No distinction was sought to be drawn by any party to this proceeding between the Respondent, the Service and the Respondent David Guilbault for the purpose of determining whether they infringed Mr. Jeppesen’s rights under the Code. Given David Guilbault’s responsibilities as Fire Chief at the material time and his role in dealing with Mr. Jeppesen’s request for accommodation, I agree that no distinction is properly drawn in this regard.
Accordingly, two issues need be resolved:
(1) Did Mr. Jeppesen have a handicap, as defined by the Code?
(2) Was he discriminated against by the Respondents because of his handicap?
The determination whether Mr. Jeppesen was discriminated against by the Respondents because of his handicap compels a two-stage analysis, each stage involving a different burden of proof:
(a) Has the Commission shown on a balance of probabilities that Mr. Jeppesen was prima facie discriminated against by the Respondents because of his handicap?

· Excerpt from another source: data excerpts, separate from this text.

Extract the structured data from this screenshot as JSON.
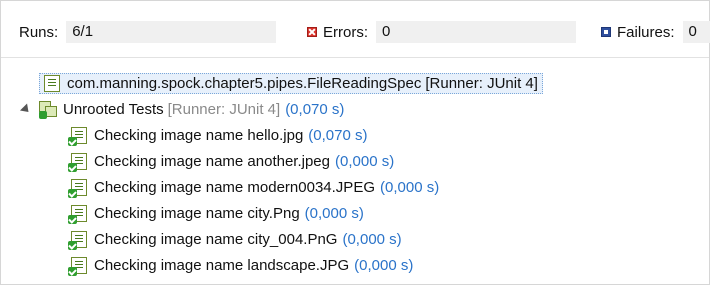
{
  "counters": {
    "runs_label": "Runs:",
    "runs_value": "6/1",
    "errors_label": "Errors:",
    "errors_value": "0",
    "failures_label": "Failures:",
    "failures_value": "0"
  },
  "tree": {
    "spec": {
      "name": "com.manning.spock.chapter5.pipes.FileReadingSpec",
      "runner": "[Runner: JUnit 4]"
    },
    "unrooted": {
      "name": "Unrooted Tests",
      "runner": "[Runner: JUnit 4]",
      "time": "(0,070 s)"
    },
    "tests": [
      {
        "name": "Checking image name hello.jpg",
        "time": "(0,070 s)"
      },
      {
        "name": "Checking image name another.jpeg",
        "time": "(0,000 s)"
      },
      {
        "name": "Checking image name modern0034.JPEG",
        "time": "(0,000 s)"
      },
      {
        "name": "Checking image name city.Png",
        "time": "(0,000 s)"
      },
      {
        "name": "Checking image name city_004.PnG",
        "time": "(0,000 s)"
      },
      {
        "name": "Checking image name landscape.JPG",
        "time": "(0,000 s)"
      }
    ]
  },
  "colors": {
    "time_text": "#2a73c9",
    "runner_text": "#8a8a8a",
    "error_icon": "#d9322a",
    "failure_icon": "#2f4f9e",
    "pass_check": "#2f9e2f"
  },
  "icons": {
    "errors": "error-icon",
    "failures": "failure-icon",
    "test": "test-passed-icon",
    "suite": "suite-passed-icon"
  }
}
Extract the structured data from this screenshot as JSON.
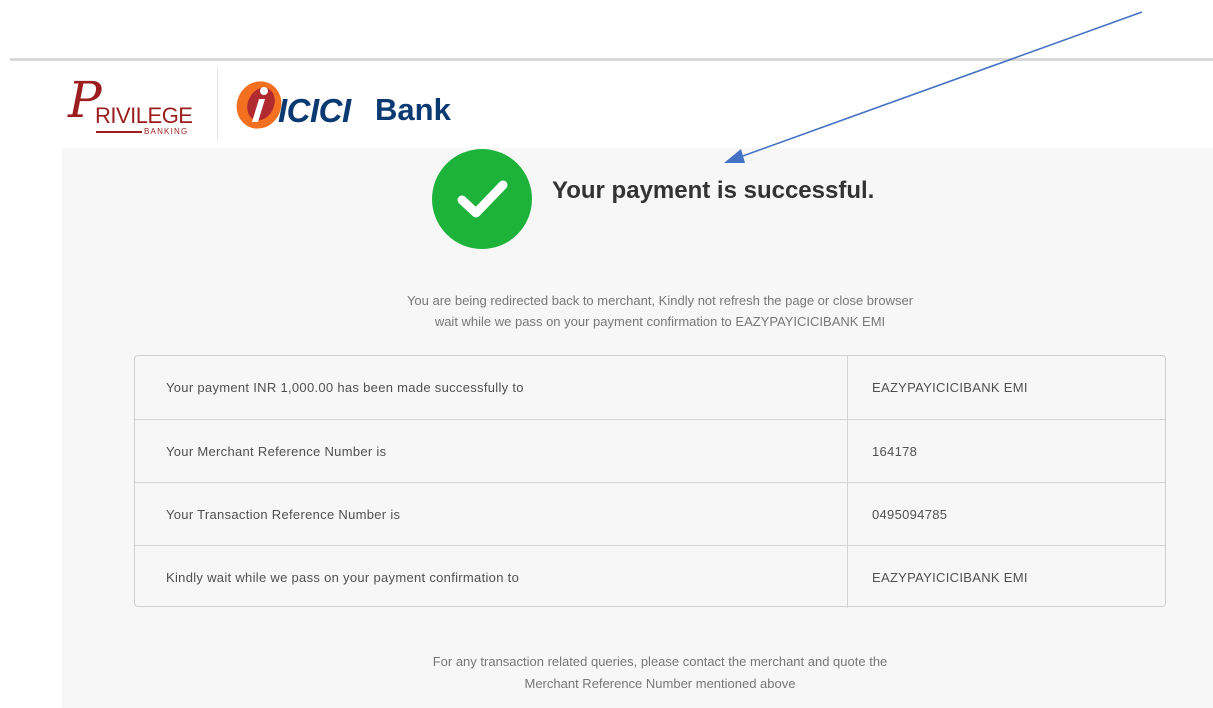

(b) If so, have the Respondents shown on a balance of probabilities that Mr. Jeppesen was not discriminated against because of his handicap because the requirement that resulted in his exclusion from employment was reasonable and bona fide in the circumstances?16
HANDICAP
Section 10(1)(a) of the Code defines “handicap” so as to include “any degree of physical disability that is caused by illness including visual impairment.” Mr. Jeppesen suffers from a permanent loss of central vision in his left eye caused by Histoplasmosis, an airborne fungal disease. It is beyond dispute that this is a physical disability caused by illness. Indeed, visual impairment is specified in the Code. I find that, at all material times, Mr. Jeppesen did have a handicap as defined under the Code.
DISCRIMINATION
Overview of Legal Principles
The legal analysis which follows is largely drawn from the recent judgment of Laskin J.A, speaking for the Ontario Court of Appeal, in Entrop v. Imperial Oil Ltd. (2000), 2000 CanLII 16800 (ON CA), 50 O.R. (3d) 18.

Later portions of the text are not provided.